If you set such a client_id as Limited, then it should only be able to access Unrestricted Google services.

I still haven't verified this 100% (I'm on summer vacation), but I will.

This wording is based on US/American law, and actually has nothing at all to do with Google/Workspace, nor is it relevant to anyone outside of USA, where other laws rule.

In Sweden, and most likely all of EU, where GDPR is valid, these decisions are 100% made by the school/district and parents have no say whatsoever.

This is American CYA wording, making sure whatever happens, none of it is Google's fault.

My recommendation stands fast.

Give feedback to Google that we want to be able to turn Off requests.

I do not want to allow students to request.

I have 0 requests, and I am never going to allow anything this way.

I now have a list that looks like this. Since I can't keep students under 18 from requesting - this is what I end up with. Now, I'm tempted to just do nothing as these are blocked by default and that is what I want. But I also don't want to end up with a huge list. I could copy the cliendIDs, make a csv and upload that (I assume?). But then that just feels like a roundabout way of doing the same thing.

To configure each of these is like 8 clicks on 4 different pages.

Ignore them.

Also give Google feedback that we want a setting to disable requests from Under-18, and another setting to enable requests from Over-18!

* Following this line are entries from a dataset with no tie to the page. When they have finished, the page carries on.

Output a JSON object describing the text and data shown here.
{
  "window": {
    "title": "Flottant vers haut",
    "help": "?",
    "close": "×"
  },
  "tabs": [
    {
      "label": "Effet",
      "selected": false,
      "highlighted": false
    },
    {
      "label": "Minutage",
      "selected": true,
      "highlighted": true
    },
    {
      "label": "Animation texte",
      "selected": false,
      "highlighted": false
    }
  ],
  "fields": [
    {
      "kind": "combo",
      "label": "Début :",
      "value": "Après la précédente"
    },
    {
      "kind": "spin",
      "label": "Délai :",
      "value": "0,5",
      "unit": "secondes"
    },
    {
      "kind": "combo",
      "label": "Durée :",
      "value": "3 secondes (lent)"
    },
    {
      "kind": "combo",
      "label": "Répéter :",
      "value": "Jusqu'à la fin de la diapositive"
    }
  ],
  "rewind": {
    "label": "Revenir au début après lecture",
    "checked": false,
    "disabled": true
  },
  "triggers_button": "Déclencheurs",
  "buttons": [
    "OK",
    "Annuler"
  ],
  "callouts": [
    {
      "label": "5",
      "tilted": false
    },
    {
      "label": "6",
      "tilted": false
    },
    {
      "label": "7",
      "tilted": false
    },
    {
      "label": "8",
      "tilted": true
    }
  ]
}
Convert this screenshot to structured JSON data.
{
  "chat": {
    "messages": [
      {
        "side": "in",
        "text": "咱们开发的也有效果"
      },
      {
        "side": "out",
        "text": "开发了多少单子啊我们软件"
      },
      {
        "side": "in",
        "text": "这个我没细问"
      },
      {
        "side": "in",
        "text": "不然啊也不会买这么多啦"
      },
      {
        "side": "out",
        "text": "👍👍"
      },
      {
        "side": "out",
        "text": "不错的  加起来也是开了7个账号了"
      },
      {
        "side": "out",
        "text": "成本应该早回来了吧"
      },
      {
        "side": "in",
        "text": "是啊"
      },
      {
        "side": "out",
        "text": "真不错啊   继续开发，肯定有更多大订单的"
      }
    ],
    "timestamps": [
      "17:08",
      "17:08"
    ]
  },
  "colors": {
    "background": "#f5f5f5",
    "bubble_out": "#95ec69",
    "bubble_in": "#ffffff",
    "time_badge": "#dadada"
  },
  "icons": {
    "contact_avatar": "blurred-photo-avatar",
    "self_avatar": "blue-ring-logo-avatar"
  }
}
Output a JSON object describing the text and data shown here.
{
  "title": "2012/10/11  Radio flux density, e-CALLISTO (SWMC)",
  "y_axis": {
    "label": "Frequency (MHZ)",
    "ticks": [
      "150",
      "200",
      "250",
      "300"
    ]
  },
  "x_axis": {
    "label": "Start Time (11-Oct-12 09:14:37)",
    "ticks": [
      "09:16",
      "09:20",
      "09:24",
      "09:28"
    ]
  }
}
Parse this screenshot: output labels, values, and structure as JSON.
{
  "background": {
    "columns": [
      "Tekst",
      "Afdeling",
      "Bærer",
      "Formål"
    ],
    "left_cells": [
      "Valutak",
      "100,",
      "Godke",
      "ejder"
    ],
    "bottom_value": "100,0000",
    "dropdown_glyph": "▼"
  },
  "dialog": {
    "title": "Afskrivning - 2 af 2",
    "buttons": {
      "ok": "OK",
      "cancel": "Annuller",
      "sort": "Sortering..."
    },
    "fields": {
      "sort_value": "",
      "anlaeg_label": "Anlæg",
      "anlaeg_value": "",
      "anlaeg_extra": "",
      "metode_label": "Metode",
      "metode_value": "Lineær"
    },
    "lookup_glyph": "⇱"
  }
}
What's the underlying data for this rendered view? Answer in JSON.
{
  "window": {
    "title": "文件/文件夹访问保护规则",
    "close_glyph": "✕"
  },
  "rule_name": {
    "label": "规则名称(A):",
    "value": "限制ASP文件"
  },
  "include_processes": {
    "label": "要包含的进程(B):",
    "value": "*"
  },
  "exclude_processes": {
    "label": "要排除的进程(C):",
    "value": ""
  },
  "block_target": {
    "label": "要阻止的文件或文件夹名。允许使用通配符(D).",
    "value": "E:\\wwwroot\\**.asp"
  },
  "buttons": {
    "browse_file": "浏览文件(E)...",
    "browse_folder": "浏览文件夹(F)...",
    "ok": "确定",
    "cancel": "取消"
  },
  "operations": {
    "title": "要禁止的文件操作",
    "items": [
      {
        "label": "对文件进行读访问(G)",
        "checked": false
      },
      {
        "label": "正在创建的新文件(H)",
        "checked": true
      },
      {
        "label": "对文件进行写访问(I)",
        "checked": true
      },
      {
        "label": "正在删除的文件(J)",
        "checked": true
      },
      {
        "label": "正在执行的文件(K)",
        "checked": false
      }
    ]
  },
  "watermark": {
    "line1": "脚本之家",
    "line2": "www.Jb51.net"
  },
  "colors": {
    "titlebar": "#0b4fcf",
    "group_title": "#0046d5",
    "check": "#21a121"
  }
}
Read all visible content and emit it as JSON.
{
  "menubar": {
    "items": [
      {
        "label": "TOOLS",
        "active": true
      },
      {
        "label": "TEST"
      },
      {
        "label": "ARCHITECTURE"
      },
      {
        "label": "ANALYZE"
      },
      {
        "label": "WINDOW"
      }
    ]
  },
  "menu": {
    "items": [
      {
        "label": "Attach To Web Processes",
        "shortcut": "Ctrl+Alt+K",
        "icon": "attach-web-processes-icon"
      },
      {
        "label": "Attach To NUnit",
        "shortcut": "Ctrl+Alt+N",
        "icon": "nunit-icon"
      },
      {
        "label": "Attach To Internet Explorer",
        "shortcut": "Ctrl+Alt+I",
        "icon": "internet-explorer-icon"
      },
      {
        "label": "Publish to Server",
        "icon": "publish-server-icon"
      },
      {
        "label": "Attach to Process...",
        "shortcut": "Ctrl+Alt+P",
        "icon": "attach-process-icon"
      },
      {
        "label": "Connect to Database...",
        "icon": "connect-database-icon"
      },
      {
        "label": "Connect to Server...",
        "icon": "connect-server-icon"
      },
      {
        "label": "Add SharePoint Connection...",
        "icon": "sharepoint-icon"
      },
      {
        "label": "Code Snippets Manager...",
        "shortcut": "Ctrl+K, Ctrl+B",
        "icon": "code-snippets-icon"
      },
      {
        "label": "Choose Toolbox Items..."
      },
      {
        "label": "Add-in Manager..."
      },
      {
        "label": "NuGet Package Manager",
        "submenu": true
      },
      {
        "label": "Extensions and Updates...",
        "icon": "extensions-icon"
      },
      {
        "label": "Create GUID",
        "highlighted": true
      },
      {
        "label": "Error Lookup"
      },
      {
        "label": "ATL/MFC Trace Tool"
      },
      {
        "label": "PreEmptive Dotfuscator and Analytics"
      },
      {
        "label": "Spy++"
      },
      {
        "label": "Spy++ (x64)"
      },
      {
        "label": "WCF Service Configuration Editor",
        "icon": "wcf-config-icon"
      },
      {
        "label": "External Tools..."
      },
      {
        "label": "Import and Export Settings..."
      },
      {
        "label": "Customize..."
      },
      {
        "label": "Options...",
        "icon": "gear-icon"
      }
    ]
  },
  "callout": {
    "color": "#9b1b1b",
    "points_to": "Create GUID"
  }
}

How dumb was that to force requests from Under-18 while not making it possible for Over-18 to request?

Has an official feature request been created anyone yet that we can up vote? Teachers are hating us muchly for shutting the door on these third party apps but it's equally annoying for us to track down what to research/open. The bottom line seems to be that Teachers were opening their school accounts up to way more services than the should've been, so a necessary evil. 18+ having a way to request apps will make the flow easier for sure. I almost want to just make the staff under 18 for a week or two so they can get them in!

We have a Google Form for the new apps & services.

One advantage of the Request process is that you get the correct client_id without having to explain to the user how to get it.

Alrighty, I submitted a feature idea here. I think that's the proper place no? Also, I found out yesterday that in order to see what scopes a third party app wants to access, we have to have an account accept the 0Auth for those fields to be populated in the Admin Console. (That seems backwards)

Thanks!

Immediately upvoted.

I'm toying with the idea of trying to use this to an advantage: if teachers are trying to use something WITH students and the students get the error message, ask ALL the students to click the request button.  Then I see multiple students requesting the same app I'll know that it's a teacher trying to use it with them.  Otherwise, ALL my requests from students have been one offs, so easy to ignore.

I'm taking this approach because this whole 'approval of app API' has let me know that there is a complete set of online sites that teachers were using with students that I had no idea they were using ... and some that I've turned off are maybe ok (I just haven't had time to review them all yet).  Yes, they are supposed to only use authorized stuff, but we have a culture of 'teachers never get into trouble' if they don't follow the rules.  But I can't blame the teachers: Alberta, Canada, isn't know for citizens who follow the rules ... me included (I set up bootlegged wifi at schools when District office said 'no').